Les trois Gueuses est un établissement tout à fait typique des bars les plus crasseux du port de M. Entendez par là que la nourriture est innommable, le vinaigre le plus infect y fait pâle figure à coté d’un verre de vin et il faut avoir éclusé au moins trois bières avant d’oser s’y risquer. C’est aussi un haut lieu de la pègre de bas étage, où la police descend de temps en temps pour en tirer quelques coupables ou « témoins rémunérés ».
Il est donc tout naturel que Mario en soit un client assidu. A vrai dire, les rares fois où il ne traine pas au comptoir, c’est quand il prépare un coup fumeux ou qu’il est parti se faire oublier quelques temps dans l’arrière-pays.
On ne l’avait pas revu depuis presqu’un an quand il a franchi la porte. Ce n’était manifestement pas la première porte qu’il poussait depuis le début de la soirée, vu qu’il ne marchait plus très droit et qu’il tanguait même assis sur le tabouret.

- Franchement, les gars,ça fait plaisir de rentrer au pays - Salut Roger, tu me sers un pastaga ? - surtout qu'il m'est arrivé un truc, même à Hollywood, ils ont rien inventé de pareil. Je vous le dis comme ça, j'étais en train de me la couler douce aux calanques, là où c'est tranquille pour attendre de repartir au petit matin, quand d'un coup, il y a eu une vague, je te jure, t'as jamais vu ça ici, bonne mère ! Et le temps que je démarre le moteur, le courant, il m'a emporté, je faisais pas trop le fier. Après, il y a eu une cascade, en pleine mer, vous me connaissez, j'suis pas un menteur et je brode presque pas, mais ma barque, elle est tombée, avec moi avec, sauf que mézigue, j'ai eu le temps de voir qu'on tombait tous les deux vers une mer en dessous de la mer, avec pas très loin une côte que j'avais jamais vu, avec un port rempli de vieux bateaux en bois. Donc quand ma barque a explosé en frappant l'autre mer, moi j'ai plongé, et pis je me suis accroché à un des bouts qui flottaient et j'ai nagé vers cette île toute la journée.
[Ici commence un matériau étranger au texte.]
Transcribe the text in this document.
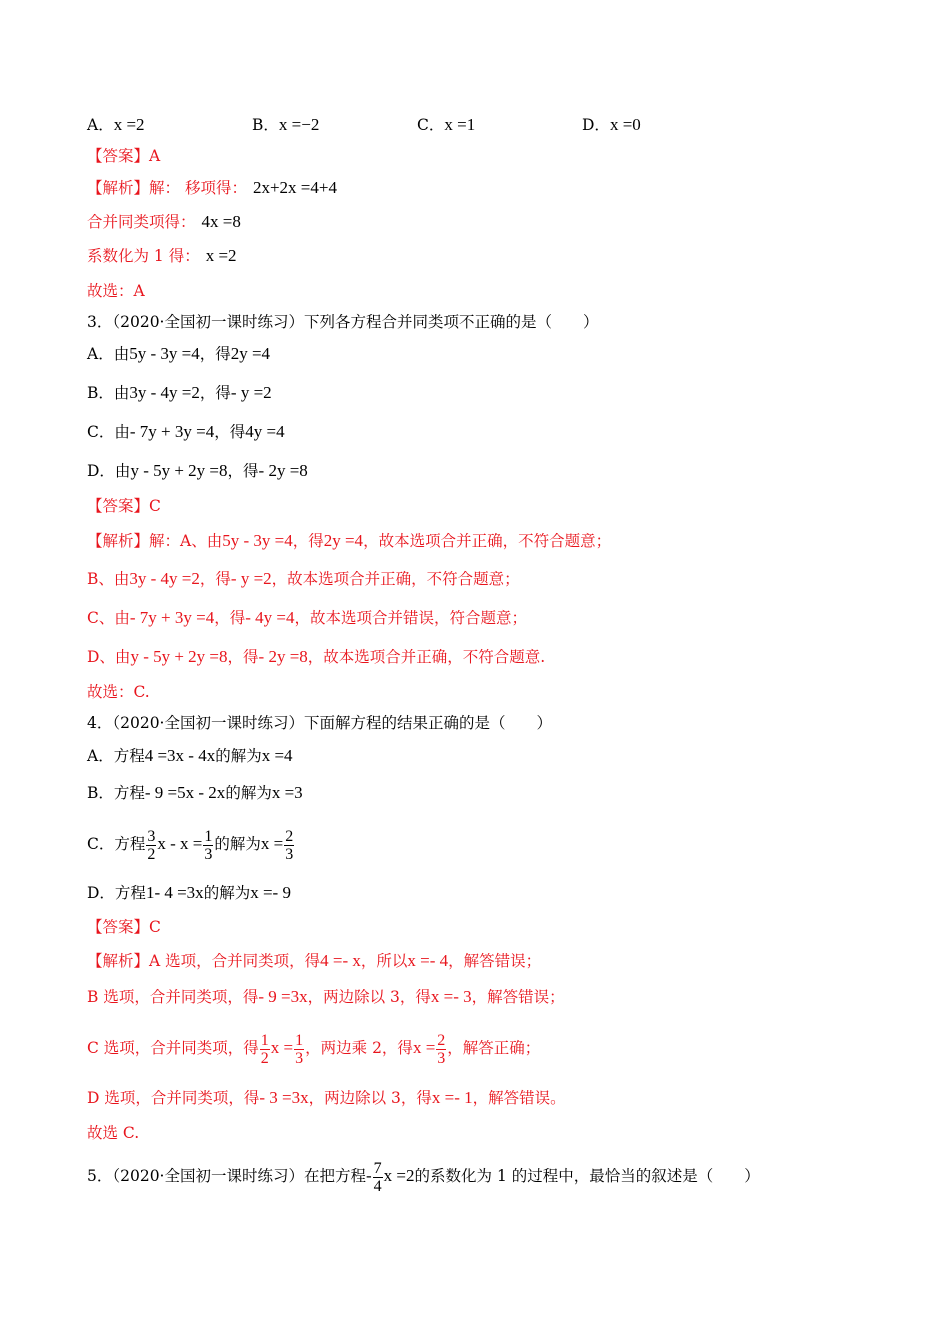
A．x =2	B．x =−2	C．x =1	D．x =0
【答案】A
【解析】解： 移项得： 2x+2x =4+4
合并同类项得： 4x =8
系数化为 1 得： x =2
故选：A
3．（2020·全国初一课时练习）下列各方程合并同类项不正确的是（　　）
A．由5y - 3y =4，得2y =4
B．由3y - 4y =2，得- y =2
C．由- 7y + 3y =4，得4y =4
D．由y - 5y + 2y =8，得- 2y =8
【答案】C
【解析】解：A、由5y - 3y =4，得2y =4，故本选项合并正确，不符合题意；
B、由3y - 4y =2，得- y =2，故本选项合并正确，不符合题意；
C、由- 7y + 3y =4，得- 4y =4，故本选项合并错误，符合题意；
D、由y - 5y + 2y =8，得- 2y =8，故本选项合并正确，不符合题意.
故选：C.
4．（2020·全国初一课时练习）下面解方程的结果正确的是（　　）
A．方程4 =3x - 4x的解为x =4
B．方程- 9 =5x - 2x的解为x =3
C．方程 $\frac{3}{2}$ $x - x = \frac{1}{3}$ 的解为$x = \frac{2}{3}$
D．方程1- 4 =3x的解为x =- 9
【答案】C
【解析】A 选项，合并同类项，得4 =- x，所以x =- 4，解答错误；
B 选项，合并同类项，得- 9 =3x，两边除以 3，得x =- 3，解答错误；
C 选项，合并同类项，得 $\frac{1}{2}$ $x = \frac{1}{3}$ ，两边乘 2，得$x = \frac{2}{3}$ ，解答正确；
D 选项，合并同类项，得- 3 =3x，两边除以 3，得x =- 1，解答错误。
故选 C.
5．（2020·全国初一课时练习）在把方程- $\frac{7}{4}$ x =2的系数化为 1 的过程中，最恰当的叙述是（　　）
Tu m'en remets un autre ? Là, je suis un peu à sec, mais promis, je te paye à la fin de la semaine, oui, avec tout le reste, juré ! J'étais en train de nager quand v'là un touriste qui se ramène toutes voiles dehors sur son bateau, et il manque de me couler. Alors moi, calmement, je l'interpelle [Saligaud, assassin, flic, té, t'as pas honte d'écraser des honnêtes gens qui se noyent ?! Criminel, Parisien !] et là, qu'est ce que je vois ? Non, pas la Vierge, bougre de calu, mais une tête de chien, une vraie, mais avec un torchon enroulé sur le crâne. Et le v’là qui se met à me faire des grands gestes et à m’envoyer une corde.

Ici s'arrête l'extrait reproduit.